Michael Berhane has found success building tech platforms intended to diversify an industry that’s historically been overwhelmingly white and male.
But breaking in wasn’t easy, especially for someone who at 24 years old left a business career to pursue his passion. As he sought to embark on this new journey, Berhane felt his “advanced age”—by industry standards—would potentially hold him back.
In a 2019 blog for the non-profit think-tank New America, Berhane discussed these feelings, and how he eventually overcame them by co-founding three digital media platforms: People of Color in Tech (POCIT), POCITJobs.com, and Techish.
“I considered myself too old,” Berhane wrote. “I thought all engineers started out hacking as 13 year olds.”
Berhane also was hesitant due to certain stereotypes and expectations surrounding this industry—he could never imagine someone actually succeeding in technology who “looked like him.” As he tells it, if he was feeling this way, then other people of color with similar backgrounds, stories, histories, and education, undoubtedly shared his sentiments.
Born and raised in London, Berhane, who is of Eritrean roots, wanted to dispel the myths that anyone within the engineering or technology fields had a certain background or “look,” especially people of underrepresented groups.
It was during this time he and Ruth Mesfun co-founded POCIT and Techish as an online recruiting platform and podcast, respectively, to further engage, promote and celebrate people of color in technology.
Changing How Underrepresented Groups Are Viewed
The idea behind POCIT is to provide stories that change the narrative when it comes to what a developer, entrepreneur, or engineer “should look like.” Following its launch, the platform took off almost overnight—its content was relatable to those looking for another perspective regarding implicit and explicit biases.
“The demand was overwhelming,” Berhane said in the New America blog. “People resonated with it as soon as we launched. Within eight weeks we were in TechCrunch.”
After launching POCIT in 2015, Berhane and Mesfun added the Techish podcast to their digital media properties. Described as “Part C++, Part Cardi B,” Berhane and his co-host Abadesi discuss the “intersection of tech, pop culture, and life.” For example, a recent broadcast discusses Amazon’s purchase of the media giant MGM, and also questions the relationship between the U.S. government and big tech.

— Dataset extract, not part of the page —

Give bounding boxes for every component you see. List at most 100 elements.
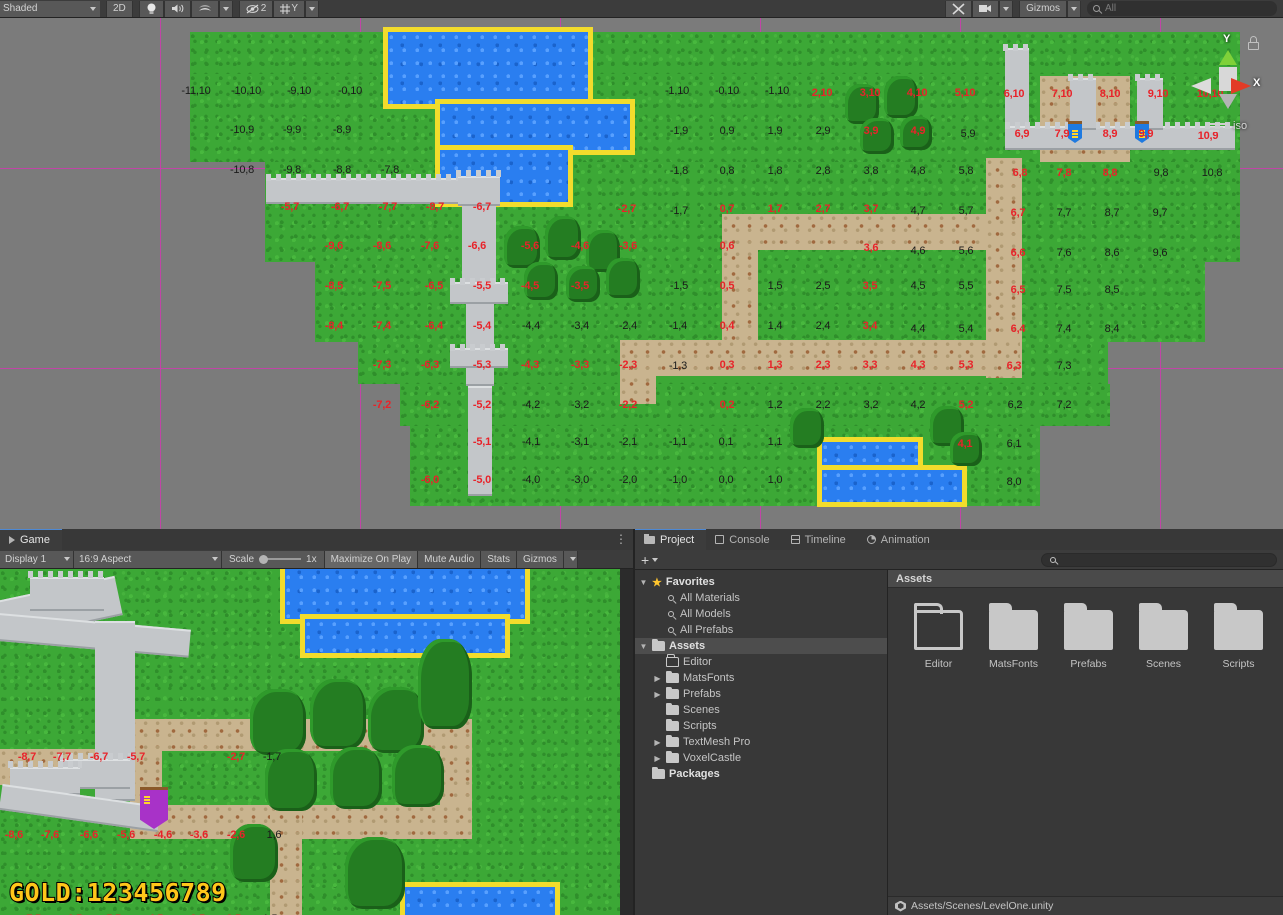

Job Recruitment With Encouragement & Inspiration
As an online recruitment platform connecting people of color with tech industry employment, POCITJobs.com boasts opportunities from some of the world’s largest corporations, such as HubSpot, Cummins, Asana, and Cisco. Applicants can create an online profile to “match” with potential employers, or participating companies can proactively reach out on their own.
In a November 2020 “Stories” interview with online money transfer provider WorldRemit, Berhane explained there is still much work to be done with technology employment opportunities for people of color and other underrepresented groups.
With several thousand subscribers to POCIT’s blog and weekly newsletter, Berhane feels the website and podcast are helping to shift the narrative.
“In some way, we provide solace, encouragement and inspiration,” he said in the Word Remit interview. “We are here to let people know that they are not alone in their journey.”
Enhancing Diversity, Equity & Inclusion in Business
As previously mentioned, POCITjobs.com encourages technology companies to submit open positions built in diversity, equity and inclusion (DEI). Berhane says the platform also strives to change expectations that all candidates need a higher education level from a specific university. He feels this is a false indicator of an otherwise qualified candidate’s experience.
“Just because someone attended a certain university, does not mean they can do a job better than someone who has had a less traditional path,” Berhane said in the World Remit interview. “In my personal experience and statistically, I have seen it countless times.”
While POCIT can help by advancing and engaging with people of color in the workplace, it’s also up to employers to do their part with hiring practices and networking events built with DEI in mind.
“We have also helped thousands of people find jobs, and we have an opportunity to help many more in the future,” Berhane told World Remit. “We are doing our part, but there is still a long way to go.”